Describe the solution you'd like Currently, the way I see it I would have to at least initialize a whole new DocumentStore or even pipeline. I would like to add an optional index parameter to the querying functions:
_query_by_sparse _query_by_embedding _query_hybrid
basically just like in get_documents_by_id. Additionally the run functions of the qdrant retrievers would also need that optional index parameter.
It would also be nice to have that for the DocumentWriter but I'm not sure if it makes sense since it is not specialized for Qdrant and I dont know how other document stores behave in that case. But since indexing is generally not done as frequently as querying it's not that big of a deal to reinitialize the pipeline.
Describe alternatives you've considered As far as I can tell, the only alternative right now would be to reinitialize my pipeline every time with the adjusted document store, while it basically just changes one variable.
Let me know if I've overlooked something or if you think this idea makes sense aswell, I'd be happy to make a PR for it :)
Hello @ruben-vb how many different indices are you planning to work with in your use case? So far, initializing and using multiple DocumentStores in one pipeline (or having separate pipelines) works in the examples I have seen. OpenSearchDocumentStore or ElasticsearchDocumentStore and their respective retrievers also don't have an index parameter for querying. Only at init time of OpenSearchDocumentStore or ElasticsearchDocumentStore can the index name be specified. So it's consistent with QdrantDocumentStore.
Hey @julian-risch,
For the time being it's just two but we're planning to support more in the future for different projects so that they can easily integrate the API. We're using MinIO as the file storage and my idea was, that other projects would just need to create a minio bucket, upload files and call the api with the bucket as a query parameter without any additional adjustments to the code or environment.
But I think for my case using env variables and several document store/pipeline instances based on them is a viable solution since the amount of future indices is manageable. So I'll go with that, thanks :)
Ok as a little update, I've found a decent solution. Every heavier aspect of the initialization for my indexing pipelines now happens inside my fastapi background tasks. This way it is no problem that I have to reinitialize my whole pipeline for this to work as I initially intended.

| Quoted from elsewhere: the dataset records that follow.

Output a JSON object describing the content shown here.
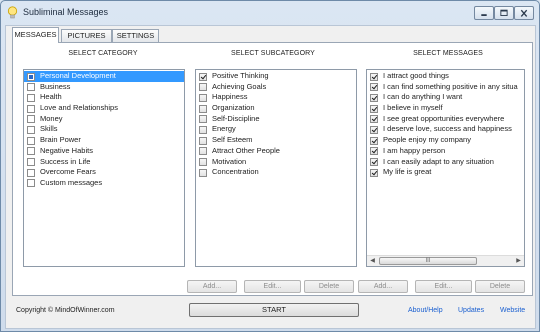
{
  "window": {
    "title": "Subliminal Messages"
  },
  "tabs": [
    {
      "label": "MESSAGES",
      "active": true
    },
    {
      "label": "PICTURES",
      "active": false
    },
    {
      "label": "SETTINGS",
      "active": false
    }
  ],
  "columns": {
    "category_header": "SELECT CATEGORY",
    "subcategory_header": "SELECT SUBCATEGORY",
    "messages_header": "SELECT MESSAGES"
  },
  "categories": [
    {
      "label": "Personal Development",
      "checked": true,
      "selected": true
    },
    {
      "label": "Business",
      "checked": false
    },
    {
      "label": "Health",
      "checked": false
    },
    {
      "label": "Love and Relationships",
      "checked": false
    },
    {
      "label": "Money",
      "checked": false
    },
    {
      "label": "Skills",
      "checked": false
    },
    {
      "label": "Brain Power",
      "checked": false
    },
    {
      "label": "Negative Habits",
      "checked": false
    },
    {
      "label": "Success in Life",
      "checked": false
    },
    {
      "label": "Overcome Fears",
      "checked": false
    },
    {
      "label": "Custom messages",
      "checked": false
    }
  ],
  "subcategories": [
    {
      "label": "Positive Thinking",
      "checked": true
    },
    {
      "label": "Achieving Goals",
      "checked": false
    },
    {
      "label": "Happiness",
      "checked": false
    },
    {
      "label": "Organization",
      "checked": false
    },
    {
      "label": "Self-Discipline",
      "checked": false
    },
    {
      "label": "Energy",
      "checked": false
    },
    {
      "label": "Self Esteem",
      "checked": false
    },
    {
      "label": "Attract Other People",
      "checked": false
    },
    {
      "label": "Motivation",
      "checked": false
    },
    {
      "label": "Concentration",
      "checked": false
    }
  ],
  "messages": [
    {
      "label": "I attract good things",
      "checked": true
    },
    {
      "label": "I can find something positive in any situa",
      "checked": true
    },
    {
      "label": "I can do anything I want",
      "checked": true
    },
    {
      "label": "I believe in myself",
      "checked": true
    },
    {
      "label": "I see great opportunities everywhere",
      "checked": true
    },
    {
      "label": "I deserve love, success and happiness",
      "checked": true
    },
    {
      "label": "People enjoy my company",
      "checked": true
    },
    {
      "label": "I am happy person",
      "checked": true
    },
    {
      "label": "I can easily adapt to any situation",
      "checked": true
    },
    {
      "label": "My life is great",
      "checked": true
    }
  ],
  "subcategory_buttons": {
    "add": "Add...",
    "edit": "Edit...",
    "delete": "Delete"
  },
  "message_buttons": {
    "add": "Add...",
    "edit": "Edit...",
    "delete": "Delete"
  },
  "scroll_thumb_grip": "III",
  "footer": {
    "copyright": "Copyright © MindOfWinner.com",
    "start": "START",
    "links": [
      "About/Help",
      "Updates",
      "Website"
    ]
  },
  "icons": {
    "app": "lightbulb-icon",
    "minimize": "minimize-icon",
    "maximize": "maximize-icon",
    "close": "close-icon",
    "scroll_left": "arrow-left-icon",
    "scroll_right": "arrow-right-icon"
  },
  "colors": {
    "link": "#1a5fd0",
    "selection": "#3399ff",
    "check_square": "#2a68c8"
  }
}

It still creates about 150ms overhead for my querying operations, but thats acceptable, as it's not a noticable difference since querying and generating the response takes some time anyway.
I understand that, as it is right now, it's consistent with the other document stores. But it also kind of feels inconsistent in itself to me since the get_documents_by_id method allows specifying an index while the other methods don't.
I think we can close this issue now.
Indeed, in Haystack, a document store corresponds to an index.
The observation about the get_documents_by_id method is correct and we should remove the index parameter for consistency.